Although Lexus and Lexis are spelled differently and are products designed for completely different markets, U.S. District Judge David Edelstein ruled that Toyota’s use of the Lexus name would “dilute” the distinctiveness of the Lexis trademark. Especially, the judge said, since Toyota plans a massive promotional push for Lexus this year. His court order said Toyota plans to spend up to $75 million on Lexus advertising in the first nine months of 1989.
The effect of such an ad blitz, said Edelstein, would be to “dwarf the Lexis mark.”
But the court ruling now puts Toyota in a big hole, Edelstein conceded.
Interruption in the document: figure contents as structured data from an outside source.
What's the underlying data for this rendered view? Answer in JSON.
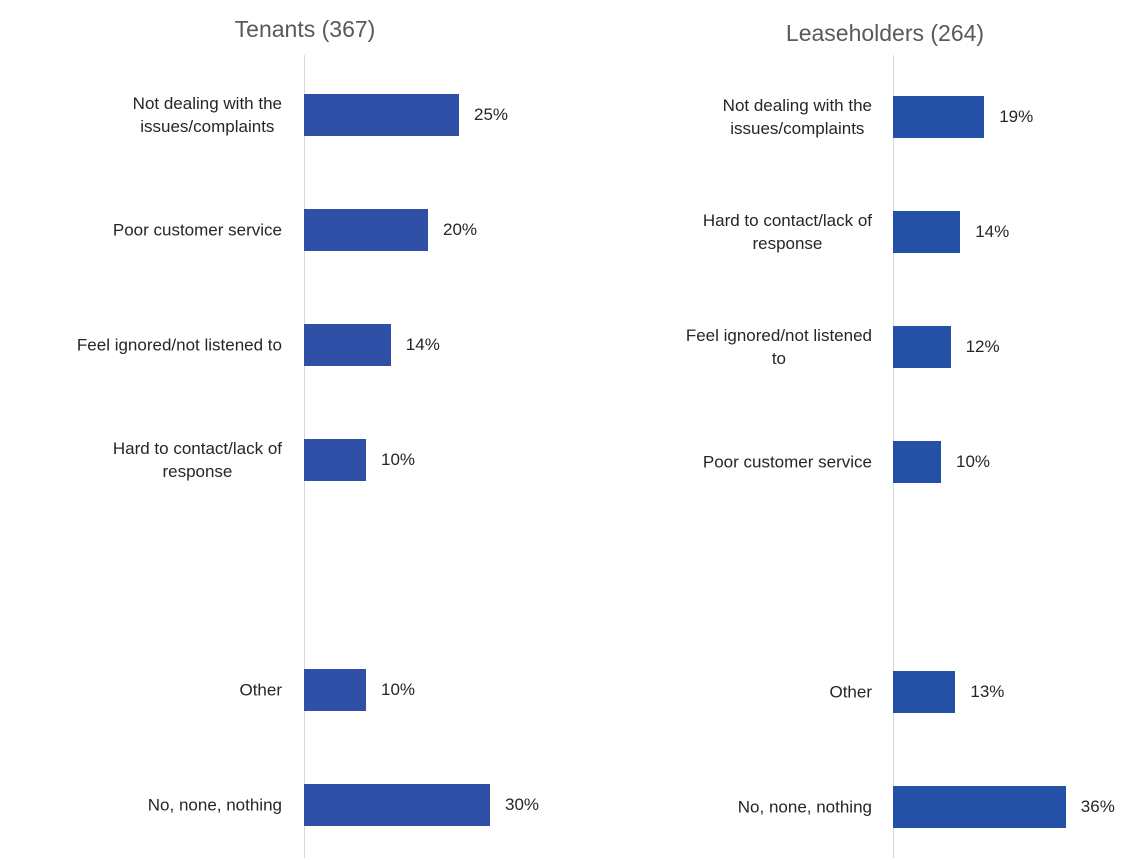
{
  "chart_data": [
    {
      "type": "bar",
      "orientation": "horizontal",
      "title": "Tenants (367)",
      "categories": [
        "Not dealing with the\nissues/complaints",
        "Poor customer service",
        "Feel ignored/not listened to",
        "Hard to contact/lack of\nresponse",
        null,
        "Other",
        "No, none, nothing"
      ],
      "values": [
        25,
        20,
        14,
        10,
        null,
        10,
        30
      ],
      "value_labels": [
        "25%",
        "20%",
        "14%",
        "10%",
        null,
        "10%",
        "30%"
      ],
      "color": "#3050a8",
      "xlim": [
        0,
        40
      ]
    },
    {
      "type": "bar",
      "orientation": "horizontal",
      "title": "Leaseholders (264)",
      "categories": [
        "Not dealing with the\nissues/complaints",
        "Hard to contact/lack of\nresponse",
        "Feel ignored/not listened\nto",
        "Poor customer service",
        null,
        "Other",
        "No, none, nothing"
      ],
      "values": [
        19,
        14,
        12,
        10,
        null,
        13,
        36
      ],
      "value_labels": [
        "19%",
        "14%",
        "12%",
        "10%",
        null,
        "13%",
        "36%"
      ],
      "color": "#2451a5",
      "xlim": [
        0,
        40
      ]
    }
  ]
}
With the Lexus cars scheduled to go on sale next fall, it is very late in the game for Toyota to come up with a new brand identity. Cars with the Lexus nameplate are already being built, and 89 dealers have already been signed up around the country.
In his ruling, Edelstein offered a way for the company to negotiate a settlement with Mead. But Sanchez said Toyota has rejected the settlement proposed by the judge, and instead plans to go ahead with its appeal.
Edelstein blamed Toyota for any disruptions his order might cause the auto maker, and admonished the company for apparently not taking the lawsuit seriously enough.
Got Early Warning
He said Toyota had known for more than a year that Mead considered Lexus to be a trademark infringement, but had failed to come up with any alternative plans in case it lost in court.
Indeed, the Lexus-Lexis legal tangle started long before the holidays. Toyota first announced in January, 1987, that it would call its newly created luxury car division Lexus, and Mead officials say they first warned Toyota in October, 1987, that they considered the Lexus name to be an infringement on their trademark. Mead then filed its suit last April in New York.
Toyota “has to a large extent placed itself in the precarious position in which it finds itself,” Edelstein wrote. “It could have made alternative arrangements or adopted a backup plan. Litigation is always a risk, and Toyota has been aware of the prospect of litigation for over one year, and yet, it has apparently made no effort to prepare for the possibility of an adverse determination.”